The Cost of Climate [link removed]

Twenty years ago, Hurricane Katrina unleashed a levee-busting catastrophe on New Orleans that woke Americans up to the fabled city’s precarious relationship with water. But it’s not just tropical storms that unleash flooding; the fierce thunderstorms that wind up long before hurricane season can also bring NOLA to grief. In April, a period of flash flooding captured national headlines. Ten inches of rain pelted the Algiers neighborhood on the western flank of the Mississippi River; other areas of the city saw up to seven inches—more rainfall than the city usually sees during the entire month.

“New Orleans is facing, I would say, like a seven-layer cake of challenges in regard to flooding,” says Jessica Dandridge-Smith, executive director of The Water Collaborative of Greater New Orleans, a regional water policy, education, and equity organization.

Climate change delivers constant reminders of how humans have completely disrupted the ways water cycles around the planet. There’s more precipitation in some places and next to no rainfall in others, or alternating seasons of flooding and drought. Persistent drought threatens the supply of fresh water, while heavy and more frequent rains, like the ones New Orleans experiences, stress inadequate stormwater systems that struggle to prevent flooding. All of these events complicate whether people can afford the one substance that they can’t live without, and renders the simple act of turning on a faucet a budget-busting financial decision.
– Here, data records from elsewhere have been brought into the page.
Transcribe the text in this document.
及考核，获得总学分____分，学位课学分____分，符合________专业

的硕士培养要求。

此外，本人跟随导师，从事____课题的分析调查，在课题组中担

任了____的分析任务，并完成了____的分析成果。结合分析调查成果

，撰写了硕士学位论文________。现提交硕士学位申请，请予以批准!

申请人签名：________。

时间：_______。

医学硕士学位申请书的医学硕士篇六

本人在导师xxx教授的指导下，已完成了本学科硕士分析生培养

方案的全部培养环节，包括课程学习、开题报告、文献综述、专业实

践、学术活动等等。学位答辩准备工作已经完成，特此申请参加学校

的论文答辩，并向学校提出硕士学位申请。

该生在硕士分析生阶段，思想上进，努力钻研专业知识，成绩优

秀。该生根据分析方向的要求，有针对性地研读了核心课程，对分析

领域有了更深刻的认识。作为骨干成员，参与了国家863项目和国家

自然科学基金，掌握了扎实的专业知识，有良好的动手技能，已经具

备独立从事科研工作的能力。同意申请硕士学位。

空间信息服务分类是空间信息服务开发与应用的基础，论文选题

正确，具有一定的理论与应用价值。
Civilizations have prospered according to the rhythms of the natural world. And even in the Anthropocene, societies continue to grow crops and raise livestock that flourish in their environments. For everything else, they turn to global markets. But climate change–fueled natural disasters and shifting weather patterns have hit hard, disrupting where humans live, right along with their traditional agricultural practices. These upheavals mean that people are left scrambling, in some cases almost daily, to respond to a world in constant flux.